Seçilen ana karakterler kurguyu “sıradanlaşma” hastalığına yakalanmaktan kurtarırken; hikayenin olduğu kadar anlatıcısının da ilginç bir kişiliği  olduğunu vurguluyor kendince.Seçimlerinin radikalliği yönünden de tebrik etmek istiyorum seni. Şu an diğer bölüme geçerken, “daha karşıma kimler çıkacak acaba?” diye sormaktan alıkoyamıyorum kendimi. o.O

Lisefi de tanımak istiyordum bu bölümde aslında. Kaç yaşındadır? Nerede yaşar? Nelerle uğraşır? Mesela geldiği dünyadan da biraz bahsedebilirdin sanki ..

Bölüm 3

Modern zamanların “Lisef Harikalar Diyarında”sıyla tanıştım bu bölümde. Ve Hızır’ın çırağı bana beyaz kocaman tavşanı anımsattı bir anda. (:  Lisef’i yüzü uyku mahmurluğunun esaretinden kurtulamamış, en şapşal ve en masum haliyle canlandırdım gözümde. Ve Naruto’ ya benzeyen kocaman mavi gözleri ve sarı sarı saçları olduğunu ekledim hayalime ister istemez.

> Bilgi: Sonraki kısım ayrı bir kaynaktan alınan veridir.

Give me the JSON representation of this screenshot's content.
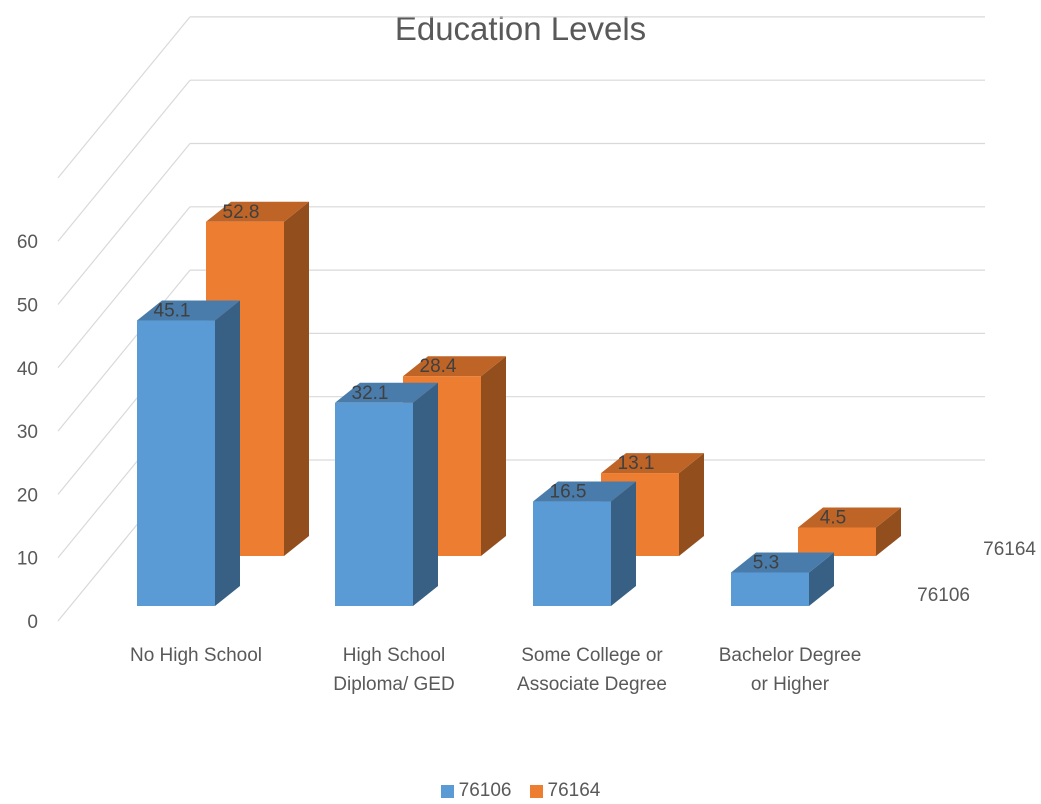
{
  "chart_data": {
    "type": "bar",
    "style": "3d-clustered-column",
    "title": "Education Levels",
    "categories": [
      [
        "No High School"
      ],
      [
        "High School",
        "Diploma/ GED"
      ],
      [
        "Some College or",
        "Associate Degree"
      ],
      [
        "Bachelor Degree",
        "or Higher"
      ]
    ],
    "series": [
      {
        "name": "76106",
        "values": [
          45.1,
          32.1,
          16.5,
          5.3
        ],
        "color": "#5b9bd5"
      },
      {
        "name": "76164",
        "values": [
          52.8,
          28.4,
          13.1,
          4.5
        ],
        "color": "#ed7d31"
      }
    ],
    "ylim": [
      0,
      60
    ],
    "yticks": [
      "0",
      "10",
      "20",
      "30",
      "40",
      "50",
      "60"
    ],
    "grid": true,
    "legend": "bottom",
    "depth_axis_labels": [
      "76106",
      "76164"
    ]
  }
}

Alemlere akan Leonan beni gülümsetti; ilahi Wanderer  ^^

Bölümler uzadıkça okuduğum şeyden tat almaya başladım.Sıcak çikolata dikkatli ve iyi bir seçim olmuş. İskender’in olaya karışması ise  “işte bu” dedirtti bana . Lisef ve yanındakilerin karşısına çıkacak en farklı ve  hiç aklıma gelmeyecek bir karakterdi B.İskender. Beklenmedik ve riskli girişimler bence, fakat işe yaramış ve ani saldırıyla beraber gelişi akıcılıktan sürükleyiciliğe ilerletmiş öykünü.

Bölüm 4

Bu bölümün bende en yankı uyandıran noktası, adını İkidir  duyduğum SÖZGEÇ ‘i kafamda bir yere oturtamamış olmamdı. Şeklini şemalini bir şeye benzetemediğimden ve tasvirini yazının içinde göremediğimden sadece merakla satırları kurcaladım. Tabi ki yoktu. Olsaydı ... Olsaydı...

Yeşil ışık parçacıkları Peter Pan’ı  ve Thinkerbeli anımsattı bana. Doğru yolda mıyım bilemiyorum.  Peki ya yazar doğru yolda mı ? Vermek istediği bu muydu acaba? Merak ettim.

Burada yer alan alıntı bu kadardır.